4:00 – 5:00pm, Tivoli Turnhalle – Track: All

Keynote Presentation

Stephen Bailey, President and Chief Engineer of Deep Space Systems, Inc

Stephen Bailey will be presenting an update to last year’s ATS Keynote on Mars Base Camp.  Accompanying this presentation will be a Vive VR experience giving you the chance to go on board the Mars Base Camp.

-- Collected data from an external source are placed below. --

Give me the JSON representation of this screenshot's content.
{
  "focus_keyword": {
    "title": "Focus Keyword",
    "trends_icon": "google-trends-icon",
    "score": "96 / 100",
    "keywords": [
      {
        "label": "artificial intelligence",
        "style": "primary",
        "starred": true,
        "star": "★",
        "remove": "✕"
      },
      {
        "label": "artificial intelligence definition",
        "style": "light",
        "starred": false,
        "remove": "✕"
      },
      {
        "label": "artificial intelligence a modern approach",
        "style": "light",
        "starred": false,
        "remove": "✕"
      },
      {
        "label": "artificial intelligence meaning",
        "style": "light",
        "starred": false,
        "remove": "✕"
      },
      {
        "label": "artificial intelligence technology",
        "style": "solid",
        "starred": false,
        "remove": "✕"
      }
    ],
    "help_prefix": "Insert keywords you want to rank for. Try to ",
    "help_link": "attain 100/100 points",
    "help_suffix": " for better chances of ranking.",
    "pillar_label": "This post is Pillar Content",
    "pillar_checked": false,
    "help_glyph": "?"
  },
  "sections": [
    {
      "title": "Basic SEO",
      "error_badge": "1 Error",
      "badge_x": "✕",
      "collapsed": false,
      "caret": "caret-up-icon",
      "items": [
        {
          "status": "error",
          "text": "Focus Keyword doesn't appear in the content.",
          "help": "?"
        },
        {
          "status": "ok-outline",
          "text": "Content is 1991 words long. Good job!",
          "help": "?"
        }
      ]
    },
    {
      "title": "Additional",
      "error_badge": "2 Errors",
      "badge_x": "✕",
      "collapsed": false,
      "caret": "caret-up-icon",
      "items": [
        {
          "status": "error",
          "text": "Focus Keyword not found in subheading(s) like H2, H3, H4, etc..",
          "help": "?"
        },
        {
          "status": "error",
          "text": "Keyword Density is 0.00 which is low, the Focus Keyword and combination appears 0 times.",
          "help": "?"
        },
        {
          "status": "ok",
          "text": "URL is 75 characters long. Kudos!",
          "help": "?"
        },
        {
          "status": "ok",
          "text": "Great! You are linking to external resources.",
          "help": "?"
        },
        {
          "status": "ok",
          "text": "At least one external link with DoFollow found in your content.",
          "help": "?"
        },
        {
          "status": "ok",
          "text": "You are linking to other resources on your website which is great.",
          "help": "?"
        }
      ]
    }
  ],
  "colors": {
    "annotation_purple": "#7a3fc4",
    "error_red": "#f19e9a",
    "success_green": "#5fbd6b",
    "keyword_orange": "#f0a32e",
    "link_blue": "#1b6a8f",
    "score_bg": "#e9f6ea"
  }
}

In partnership with NASA, Lockheed Martin is building robotic exploration spacecraft, the Orion Multi-Purpose Crew Vehicle, and developing a Deep Space Gateway. The Lockheed Martin Advanced Programs team is proposing an open, affordable and executable architecture, that will allow astronauts to explore the solar system on missions to further humanity’s knowledge and capabilities through scientific research.  This presentation will describe the Mars Base Camp architecture, which supports a variety of missions, from low gravity bodies, to the Moon, Mars, and beyond.  Lockheed Martin’s vision is based on a national space policy that purposefully fosters commercial and private space participation.  Involving a major commercial space role in the mission infastructure, the plan also uses international contributions to enable historic journeys of exploration, culminating in the first ever, human rated, interplanetary exploration system. This architecture will provide a kick start to commercial extraterrestrial resource prospecting, extraction, refinement, delivery and the space transportation systems they depend on.  Mars Base Camp acts as a go-anywhere orbital base powered by hydrogen, and fueled by water purchased by the gallon from commercial suppliers. Making use of flight ready technology, it is reusable, designed for thousand day missions in deep space, where self-rescue is the only option.  Supporting a crew of 6 astronauts, Mars Base Camp leverages Orion as a command and control flight deck, life boat, and free flying sortie vehicle capable of 3 week missions to low gravity bodies including asteroids and the moons of Mars, Phobos and Deimos. For missions to planetary surfaces, the mission architecture envisions a single stage Ascent/Descent Vehicle. This vehicle descends from and returns to orbit to be refueled and reused again, allowing global access to both the Moon and Mars.